Há uma vinculação da figura de Al Capone [1] (e de toda a máfia de Nova York e de Chicago do primeiro quartel do século passado) com o delito de lavagem de dinheiro (ou de capitais, se assim preferir) [2], no qual, supostamente, o dinheiro obtido com a prática de crimes era investido em negócios de legítimos como a prestação de serviços de lavanderia por meio de lavadoras de roupas automáticas (coin-operated laundromats). Entretanto, essa vinculação com a lavagem de dinheiro não passa de mito, sendo uma construção romântica desses dois temas, por assim dizer, mas que não pode ser confundida por aqueles que atuam com a linha do Direito Penal Econômico [3]. Explico.

Muitos autores definem que tanto o conceito quanto a expressão “lavagem de dinheiro” se tornaram usual quando organizações criminosas como a de Al Capone enriqueceram na época da Lei Seca nos EUA [4], onde se proibiu, por meio do “The National Prohibition Act” (também conhecido como Volstead Act), qualquer tipo de fabricação e comercialização de bebidas cujo teor alcoólico fosse superior a 0,5% (com vigência de 1920 a 1933 [5]). Uma das maiores consequências da edição dessa lei foi o incremento da estrutura e do poder das organizações criminosas na época [6].

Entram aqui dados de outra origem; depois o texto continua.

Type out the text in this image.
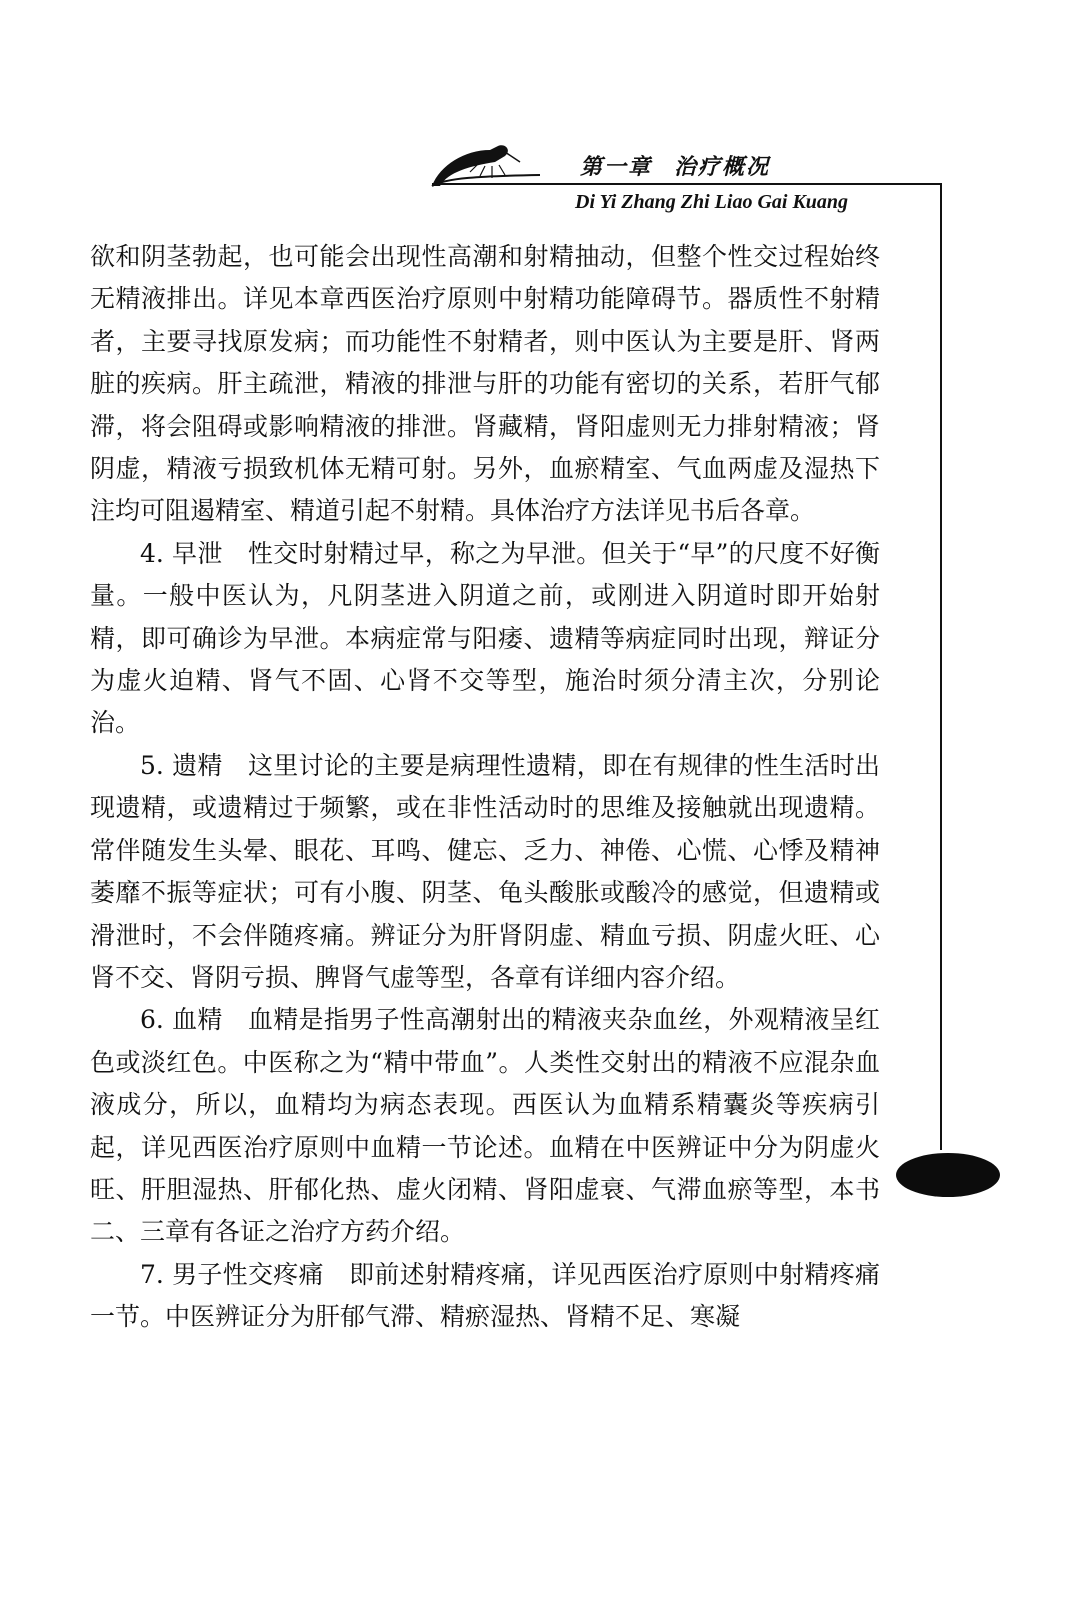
第一章 治疗概况
Di Yi Zhang Zhi Liao Gai Kuang

欲和阴茎勃起，也可能会出现性高潮和射精抽动，但整个性交过程始终无精液排出。详见本章西医治疗原则中射精功能障碍节。器质性不射精者，主要寻找原发病；而功能性不射精者，则中医认为主要是肝、肾两脏的疾病。肝主疏泄，精液的排泄与肝的功能有密切的关系，若肝气郁滞，将会阻碍或影响精液的排泄。肾藏精，肾阳虚则无力排射精液；肾阴虚，精液亏损致机体无精可射。另外，血瘀精室、气血两虚及湿热下注均可阻遏精室、精道引起不射精。具体治疗方法详见书后各章。

4. 早泄　性交时射精过早，称之为早泄。但关于“早”的尺度不好衡量。一般中医认为，凡阴茎进入阴道之前，或刚进入阴道时即开始射精，即可确诊为早泄。本病症常与阳痿、遗精等病症同时出现，辩证分为虚火迫精、肾气不固、心肾不交等型，施治时须分清主次，分别论治。

5. 遗精　这里讨论的主要是病理性遗精，即在有规律的性生活时出现遗精，或遗精过于频繁，或在非性活动时的思维及接触就出现遗精。常伴随发生头晕、眼花、耳鸣、健忘、乏力、神倦、心慌、心悸及精神萎靡不振等症状；可有小腹、阴茎、龟头酸胀或酸冷的感觉，但遗精或滑泄时，不会伴随疼痛。辨证分为肝肾阴虚、精血亏损、阴虚火旺、心肾不交、肾阴亏损、脾肾气虚等型，各章有详细内容介绍。

6. 血精　血精是指男子性高潮射出的精液夹杂血丝，外观精液呈红色或淡红色。中医称之为“精中带血”。人类性交射出的精液不应混杂血液成分，所以，血精均为病态表现。西医认为血精系精囊炎等疾病引起，详见西医治疗原则中血精一节论述。血精在中医辨证中分为阴虚火旺、肝胆湿热、肝郁化热、虚火闭精、肾阳虚衰、气滞血瘀等型，本书二、三章有各证之治疗方药介绍。

7. 男子性交疼痛　即前述射精疼痛，详见西医治疗原则中射精疼痛一节。中医辨证分为肝郁气滞、精瘀湿热、肾精不足、寒凝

Sobre a prática econômico-financeira da lavagem de dinheiro, ela pode ser resumidamente definida como o conjunto de operações realizado com a finalidade de fazer com que o dinheiro obtido ilegalmente mediante a prática de crimes (dinheiro sujo) passe por uma série de transações para que ao final, desvinculado do “possuidor originário” e da sua origem, pareça ter sido obtido de maneira legal (dinheiro limpo).

Existem três estágios em qualquer lavagem de dinheiro (também chamada de branqueamento de capitais) que podem ser classificados como: colocação (placement); ocultação ou mascaramento (layering); e integração (integration)[7].

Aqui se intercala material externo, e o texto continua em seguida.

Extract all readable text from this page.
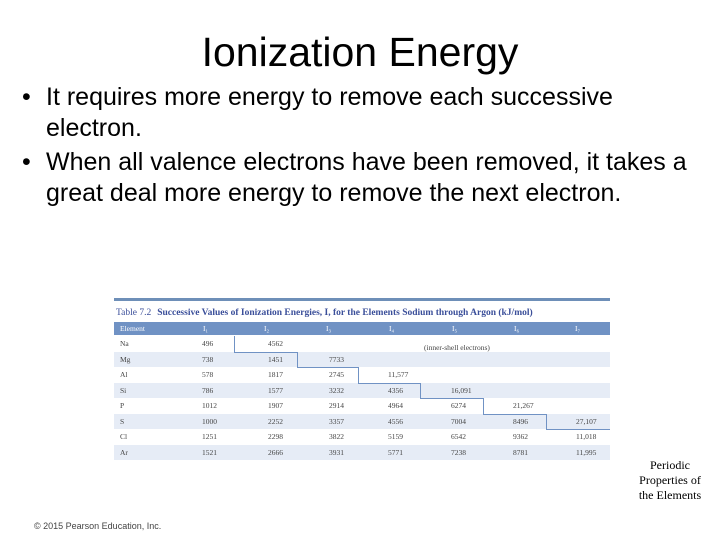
Ionization Energy
• It requires more energy to remove each successive electron.
• When all valence electrons have been removed, it takes a great deal more energy to remove the next electron.
Table 7.2 Successive Values of Ionization Energies, I, for the Elements Sodium through Argon (kJ/mol)
Element	I₁	I₂	I₃	I₄	I₅	I₆	I₇
Na	496	4562
Mg	738	1451	7733
Al	578	1817	2745	11,577
Si	786	1577	3232	4356	16,091
P	1012	1907	2914	4964	6274	21,267
S	1000	2252	3357	4556	7004	8496	27,107
Cl	1251	2298	3822	5159	6542	9362	11,018
Ar	1521	2666	3931	5771	7238	8781	11,995
(inner-shell electrons)
© 2015 Pearson Education, Inc.
Periodic Properties of the Elements
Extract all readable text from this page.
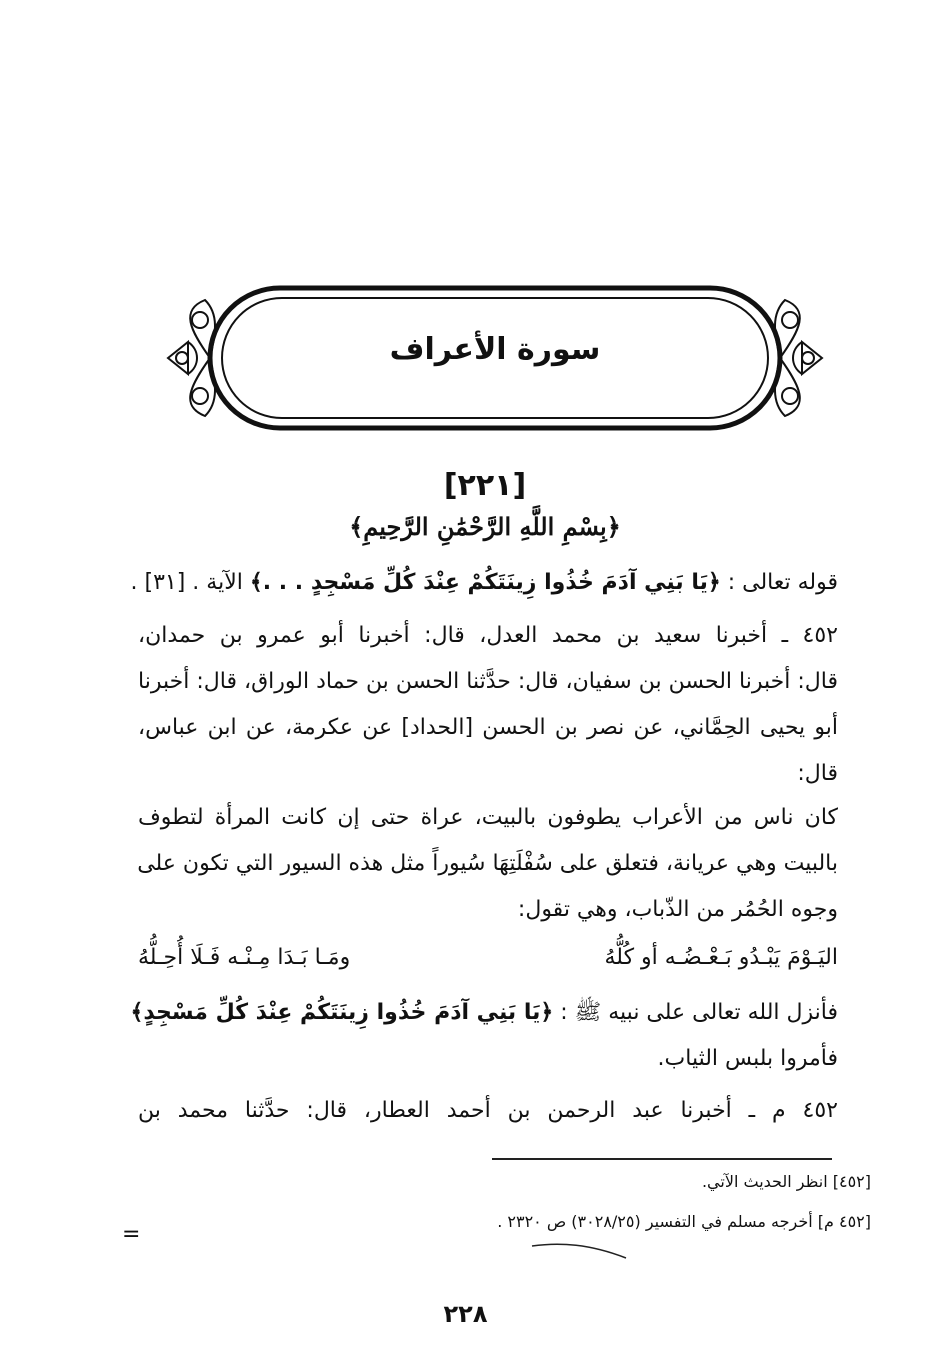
سورة الأعراف
[٢٢١]
﴿بِسْمِ اللَّهِ الرَّحْمَٰنِ الرَّحِيمِ﴾
قوله تعالى : ﴿يَا بَنِي آدَمَ خُذُوا زِينَتَكُمْ عِنْدَ كُلِّ مَسْجِدٍ . . .﴾ الآية . [٣١] .
٤٥٢ ـ أخبرنا سعيد بن محمد العدل، قال: أخبرنا أبو عمرو بن حمدان،
قال: أخبرنا الحسن بن سفيان، قال: حدَّثنا الحسن بن حماد الوراق، قال: أخبرنا
أبو يحيى الحِمَّاني، عن نصر بن الحسن [الحداد] عن عكرمة، عن ابن عباس،
قال:
كان ناس من الأعراب يطوفون بالبيت، عراة حتى إن كانت المرأة لتطوف
بالبيت وهي عريانة، فتعلق على سُفْلَتِهَا سُيوراً مثل هذه السيور التي تكون على
وجوه الحُمُر من الذّباب، وهي تقول:
اليَـوْمَ يَبْـدُو بَـعْـضُـه أو كُلُّهُ
ومَـا بَـدَا مِـنْـه فَـلَا أُحِـلُّهُ
فأنزل الله تعالى على نبيه ﷺ : ﴿يَا بَنِي آدَمَ خُذُوا زِينَتَكُمْ عِنْدَ كُلِّ مَسْجِدٍ﴾
فأمروا بلبس الثياب.
٤٥٢ م ـ أخبرنا عبد الرحمن بن أحمد العطار، قال: حدَّثنا محمد بن
[٤٥٢] انظر الحديث الآتي.
[٤٥٢ م] أخرجه مسلم في التفسير (٣٠٢٨/٢٥) ص ٢٣٢٠ .
=
٢٢٨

Desse modo, em termos práticos, primeiramente o capital ilícito é introduzido sorrateiramente (as possibilidades são enormes e usualmente o primeiro estágio da lavagem de dinheiro é realizado mediante o uso de empresas de fachada, offshores, por meio dos chamados fake invoices, segredo bancário etc.) no sistema financeiro. Uma vez introduzido como ativo no sistema financeiro, o capital é colocado em uma série de transações (movimentações dentro e fora do país) para que haja o mascaramento (ou ocultação) e a desvinculação da sua origem criminosa para que o capital ganhe aparência de “dinheiro limpo”. Por fim, integrado no sistema financeiro global por meio dessas transações financeiras, o capital pode ser normalmente utilizado pelo agente como se fosse um produto lícito para aquisição de bens e ativos como imóveis, veículos, iates, aviões, valores mobiliários, empresas e uma infinidade de outras aquisições.

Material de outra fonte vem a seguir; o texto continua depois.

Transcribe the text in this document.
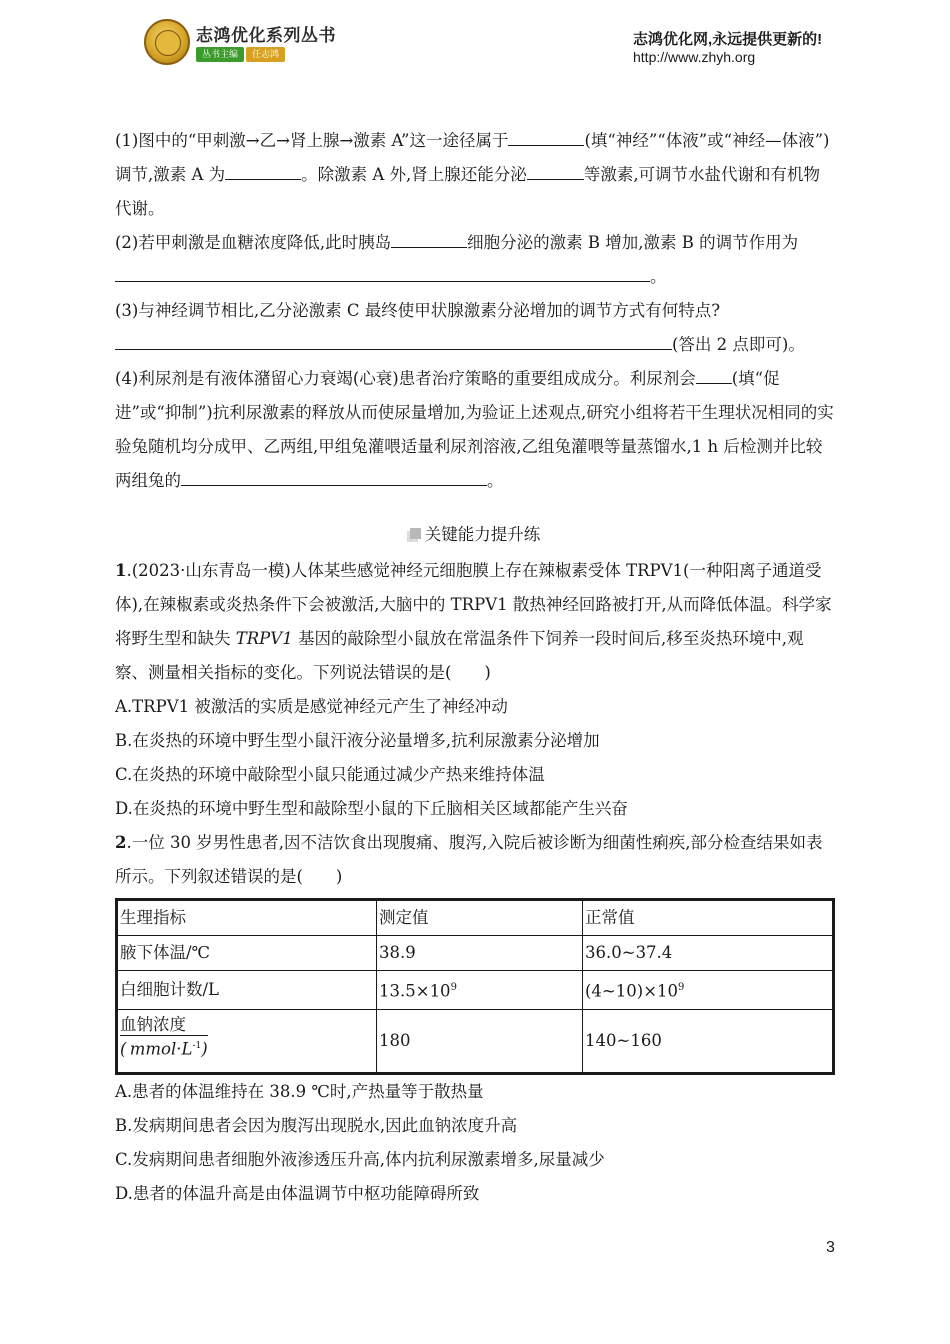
志鸿优化系列丛书
丛书主编	任志鸿
志鸿优化网,永远提供更新的!
http://www.zhyh.org

(1)图中的“甲刺激→乙→肾上腺→激素 A”这一途径属于	(填“神经”“体液”或“神经—体液”)调节,激素 A 为	。除激素 A 外,肾上腺还能分泌	等激素,可调节水盐代谢和有机物代谢。

(2)若甲刺激是血糖浓度降低,此时胰岛	细胞分泌的激素 B 增加,激素 B 的调节作用为。

(3)与神经调节相比,乙分泌激素 C 最终使甲状腺激素分泌增加的调节方式有何特点?(答出 2 点即可)。

(4)利尿剂是有液体潴留心力衰竭(心衰)患者治疗策略的重要组成成分。利尿剂会 (填“促进”或“抑制”)抗利尿激素的释放从而使尿量增加,为验证上述观点,研究小组将若干生理状况相同的实验兔随机均分成甲、乙两组,甲组兔灌喂适量利尿剂溶液,乙组兔灌喂等量蒸馏水,1 h 后检测并比较两组兔的	。

关键能力提升练

1.(2023·山东青岛一模)人体某些感觉神经元细胞膜上存在辣椒素受体 TRPV1(一种阳离子通道受体),在辣椒素或炎热条件下会被激活,大脑中的 TRPV1 散热神经回路被打开,从而降低体温。科学家将野生型和缺失 TRPV1 基因的敲除型小鼠放在常温条件下饲养一段时间后,移至炎热环境中,观察、测量相关指标的变化。下列说法错误的是(　　)

A.TRPV1 被激活的实质是感觉神经元产生了神经冲动

B.在炎热的环境中野生型小鼠汗液分泌量增多,抗利尿激素分泌增加

C.在炎热的环境中敲除型小鼠只能通过减少产热来维持体温

D.在炎热的环境中野生型和敲除型小鼠的下丘脑相关区域都能产生兴奋

2.一位 30 岁男性患者,因不洁饮食出现腹痛、腹泻,入院后被诊断为细菌性痢疾,部分检查结果如表所示。下列叙述错误的是(　　)

生理指标	测定值	正常值
腋下体温/℃	38.9	36.0~37.4
白细胞计数/L	$13.5\times 10^9$	$(4\sim 10)\times 10^9$

$\frac{\text{血钠浓度}}{( mmol\cdot L^{-1})}$	180	140~160

A.患者的体温维持在 38.9 ℃时,产热量等于散热量

B.发病期间患者会因为腹泻出现脱水,因此血钠浓度升高

C.发病期间患者细胞外液渗透压升高,体内抗利尿激素增多,尿量减少

D.患者的体温升高是由体温调节中枢功能障碍所致

3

Muito embora pese o fato de Al Capone ter controlado sindicatos de trabalhadores e outras associações de classe com o propósito de assegurar as operações conquistadas por sua organização criminosa e ganhado muito dinheiro ilícito com suas atividades criminosas [8], tais condutas não poderiam (e não podem) ser enquadradas como atividades típicas (e operativas) de lavagem de dinheiro (e seus estágios) [9].

Primeiro, porque não havia razão para isso. Não existia nem o conceito de lavagem de dinheiro nem sua criminalização. Não havia qualquer norma de prevenção à lavagem de dinheiro (leis antilavagem ou Convenções como a de Viena de 1988, a Convenção de Estrasburgo de 1990 ou a Convenção de Palermo de 2000), teoria da cegueira deliberada (wilful blindness), ou agências governamentais de inteligência financeira como o Grupo de Ação Financeira Internacional (Gafi) [10]. Na prática, ninguém (nem o governo) se importava com quanto dinheiro você colocou em sua conta, desde claro, você pagasse os impostos decorrentes. Conforme explica Jeffrey Robinson [11], até meados dos anos 1960, a prática usual da máfia como um todo era enviar o dinheiro não rastreado pelo o Internal Revenue Service (IRS) [12], para o exterior por uma questão bem simples: o capital que o IRS não conhecia, não era tributado [13]. Com efeito, sob essa premissa, buscou-se, então, maneiras de esconder o dinheiro ilícito do fisco (sonegação fiscal) e uma das formas encontradas foi a mais óbvia, a de enviar o dinheiro ilícito para paraísos fiscais (tax haven) — que estavam iniciando suas operações de offshorespor meio de contas bancárias numeradas na Suíça, Cuba (antes da Revolução Cubana de 1959) e posteriormente nas Bahamas e Ilhas Cayman etc. Países que até os dias de hoje são pertencentes à “indústria de sigilo financeiro” (financial secrecy) [14].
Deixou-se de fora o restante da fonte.